Popis:
A semi-graphoid is a combinatorial concept introduced in the 1980's in connection with probabilistic conditional independence. The final aim of this informal seminar (no transparencies, just a whiteboard) will be to refer about some results of the paper "Geometry of rank tests" by J. Morton et.al. Presented at PGM'06. This will be done by detailed recalling and reinterpreting the mathematical theory behind those results.The seminar should consist of two talks; these together are aimed to be "self-contained".
In the first talk, the plan is to recall some basic facts about graded lattices and about the lattice of faces of a polytope. Then the concept of a permutohedron, which is a special polytope, will be recalled and the lattice of its faces characterized. After introducing a special (undirected) graph corresponding to the permutohedron, a one-to-one relation between semi-graphoids and certain subgraphs of that graph will be established. This is one of the results from the above mentioned paper.
In the second talk, the concept of a complete fan (of polyhedral cones) will be recalled, including basic observations about that concept.

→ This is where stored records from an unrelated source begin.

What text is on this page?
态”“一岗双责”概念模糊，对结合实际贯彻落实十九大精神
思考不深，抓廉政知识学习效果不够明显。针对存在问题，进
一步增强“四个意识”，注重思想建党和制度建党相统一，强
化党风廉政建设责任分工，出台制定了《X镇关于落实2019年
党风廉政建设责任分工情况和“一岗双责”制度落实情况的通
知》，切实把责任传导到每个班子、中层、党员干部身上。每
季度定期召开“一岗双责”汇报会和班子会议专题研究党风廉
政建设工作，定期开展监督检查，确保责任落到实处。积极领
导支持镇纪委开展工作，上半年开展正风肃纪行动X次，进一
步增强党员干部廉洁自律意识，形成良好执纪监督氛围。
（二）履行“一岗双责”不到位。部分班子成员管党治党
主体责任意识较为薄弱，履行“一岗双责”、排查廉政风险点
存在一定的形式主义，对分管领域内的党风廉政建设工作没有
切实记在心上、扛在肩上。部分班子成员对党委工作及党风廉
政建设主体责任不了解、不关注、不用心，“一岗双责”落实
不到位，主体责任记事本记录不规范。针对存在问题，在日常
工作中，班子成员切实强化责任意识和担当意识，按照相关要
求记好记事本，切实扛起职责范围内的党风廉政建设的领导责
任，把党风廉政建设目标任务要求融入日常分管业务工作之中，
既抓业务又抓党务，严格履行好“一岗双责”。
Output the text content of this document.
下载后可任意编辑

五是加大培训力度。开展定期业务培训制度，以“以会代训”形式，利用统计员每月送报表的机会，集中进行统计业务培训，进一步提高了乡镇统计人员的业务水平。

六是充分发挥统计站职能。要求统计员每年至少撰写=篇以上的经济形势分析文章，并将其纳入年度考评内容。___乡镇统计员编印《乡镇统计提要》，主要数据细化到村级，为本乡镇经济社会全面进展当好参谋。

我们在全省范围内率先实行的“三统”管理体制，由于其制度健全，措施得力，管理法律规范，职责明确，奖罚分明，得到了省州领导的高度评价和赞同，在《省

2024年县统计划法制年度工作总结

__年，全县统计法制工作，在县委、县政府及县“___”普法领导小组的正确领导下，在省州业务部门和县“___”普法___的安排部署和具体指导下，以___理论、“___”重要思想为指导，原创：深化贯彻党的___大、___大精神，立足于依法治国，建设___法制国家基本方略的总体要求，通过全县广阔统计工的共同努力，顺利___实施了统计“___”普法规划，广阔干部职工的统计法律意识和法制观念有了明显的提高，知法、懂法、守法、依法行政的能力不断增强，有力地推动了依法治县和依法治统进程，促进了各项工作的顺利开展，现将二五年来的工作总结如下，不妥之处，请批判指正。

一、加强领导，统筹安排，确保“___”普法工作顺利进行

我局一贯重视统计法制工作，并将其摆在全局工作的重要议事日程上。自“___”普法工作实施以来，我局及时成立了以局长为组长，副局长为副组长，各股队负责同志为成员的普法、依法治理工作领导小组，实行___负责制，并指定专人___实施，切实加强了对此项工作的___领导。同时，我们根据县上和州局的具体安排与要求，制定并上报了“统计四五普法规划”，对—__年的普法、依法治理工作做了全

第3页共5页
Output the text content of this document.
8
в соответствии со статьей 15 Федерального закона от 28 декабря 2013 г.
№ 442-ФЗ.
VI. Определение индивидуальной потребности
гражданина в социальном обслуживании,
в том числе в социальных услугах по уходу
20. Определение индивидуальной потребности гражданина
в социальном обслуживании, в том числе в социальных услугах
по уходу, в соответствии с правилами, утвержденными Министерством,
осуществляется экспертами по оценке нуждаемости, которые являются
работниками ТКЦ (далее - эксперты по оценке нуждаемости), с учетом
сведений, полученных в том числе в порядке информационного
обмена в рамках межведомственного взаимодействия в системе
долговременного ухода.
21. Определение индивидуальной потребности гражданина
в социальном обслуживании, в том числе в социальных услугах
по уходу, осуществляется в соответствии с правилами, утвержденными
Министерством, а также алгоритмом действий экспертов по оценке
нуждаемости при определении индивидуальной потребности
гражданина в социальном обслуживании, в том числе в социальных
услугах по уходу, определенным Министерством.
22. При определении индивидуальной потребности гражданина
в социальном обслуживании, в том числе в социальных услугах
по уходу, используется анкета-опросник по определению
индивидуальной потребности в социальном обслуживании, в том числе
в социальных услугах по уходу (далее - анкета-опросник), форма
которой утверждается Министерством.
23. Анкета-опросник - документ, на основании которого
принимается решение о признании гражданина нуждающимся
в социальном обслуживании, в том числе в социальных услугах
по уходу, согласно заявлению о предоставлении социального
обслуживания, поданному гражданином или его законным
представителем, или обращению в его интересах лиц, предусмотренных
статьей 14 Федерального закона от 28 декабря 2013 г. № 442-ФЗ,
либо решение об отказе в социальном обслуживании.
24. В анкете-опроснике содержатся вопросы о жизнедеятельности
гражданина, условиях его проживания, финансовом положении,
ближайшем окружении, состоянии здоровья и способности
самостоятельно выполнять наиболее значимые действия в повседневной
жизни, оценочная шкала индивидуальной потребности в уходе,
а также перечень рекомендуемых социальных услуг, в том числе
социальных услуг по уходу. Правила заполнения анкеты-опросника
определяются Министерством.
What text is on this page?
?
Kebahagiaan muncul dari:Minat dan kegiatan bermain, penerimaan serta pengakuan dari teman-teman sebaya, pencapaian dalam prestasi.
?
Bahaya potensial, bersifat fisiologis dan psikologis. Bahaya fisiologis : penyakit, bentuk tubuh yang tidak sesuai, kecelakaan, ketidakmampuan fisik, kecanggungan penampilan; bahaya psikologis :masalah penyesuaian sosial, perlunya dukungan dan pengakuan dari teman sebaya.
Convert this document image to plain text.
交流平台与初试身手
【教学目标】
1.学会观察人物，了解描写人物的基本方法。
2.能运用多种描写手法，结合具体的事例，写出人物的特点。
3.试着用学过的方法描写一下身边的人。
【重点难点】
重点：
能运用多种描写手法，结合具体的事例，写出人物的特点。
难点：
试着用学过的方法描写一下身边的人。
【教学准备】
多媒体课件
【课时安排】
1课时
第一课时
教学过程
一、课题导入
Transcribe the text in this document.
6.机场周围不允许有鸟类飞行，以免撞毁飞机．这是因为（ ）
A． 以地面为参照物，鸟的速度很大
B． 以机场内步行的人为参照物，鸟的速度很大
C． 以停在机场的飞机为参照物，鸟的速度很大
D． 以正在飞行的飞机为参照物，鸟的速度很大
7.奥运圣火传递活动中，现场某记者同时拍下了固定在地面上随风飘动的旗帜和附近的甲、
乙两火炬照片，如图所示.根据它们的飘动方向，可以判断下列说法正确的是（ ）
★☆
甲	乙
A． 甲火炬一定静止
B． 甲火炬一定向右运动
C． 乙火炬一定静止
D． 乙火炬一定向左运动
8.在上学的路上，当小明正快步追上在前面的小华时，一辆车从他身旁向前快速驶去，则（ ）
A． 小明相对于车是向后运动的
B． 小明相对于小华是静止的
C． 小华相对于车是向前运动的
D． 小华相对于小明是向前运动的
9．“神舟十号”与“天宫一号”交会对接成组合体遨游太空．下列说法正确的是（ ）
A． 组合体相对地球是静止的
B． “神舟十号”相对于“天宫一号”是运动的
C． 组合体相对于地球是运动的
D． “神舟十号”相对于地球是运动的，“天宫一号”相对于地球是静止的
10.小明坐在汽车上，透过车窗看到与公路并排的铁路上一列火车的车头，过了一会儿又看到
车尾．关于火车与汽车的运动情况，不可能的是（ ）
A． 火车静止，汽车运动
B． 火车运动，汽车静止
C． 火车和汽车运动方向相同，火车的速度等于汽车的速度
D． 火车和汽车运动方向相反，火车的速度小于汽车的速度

Then the concept of permutation equivalence of vectors in n-dimensional Euclidean space will be introduced. This allows one to introduce a special 'permutation fan' (of polyhedral cones). The main result is that semi-graphoids are in one-to-one correspondence with fans that coarsen the permutation fan. Note that these fans the can be interpreted as certain statistical order-tests. If time allows, the concept of the normal fan (of a polytope) will be recalled. Then a result will be recalled saying that so-called structural semi-graphoids, which were introduced in connection with the method of structural imsets, are in a one-to-one correspondence with normal fans coarsening the permutation fan.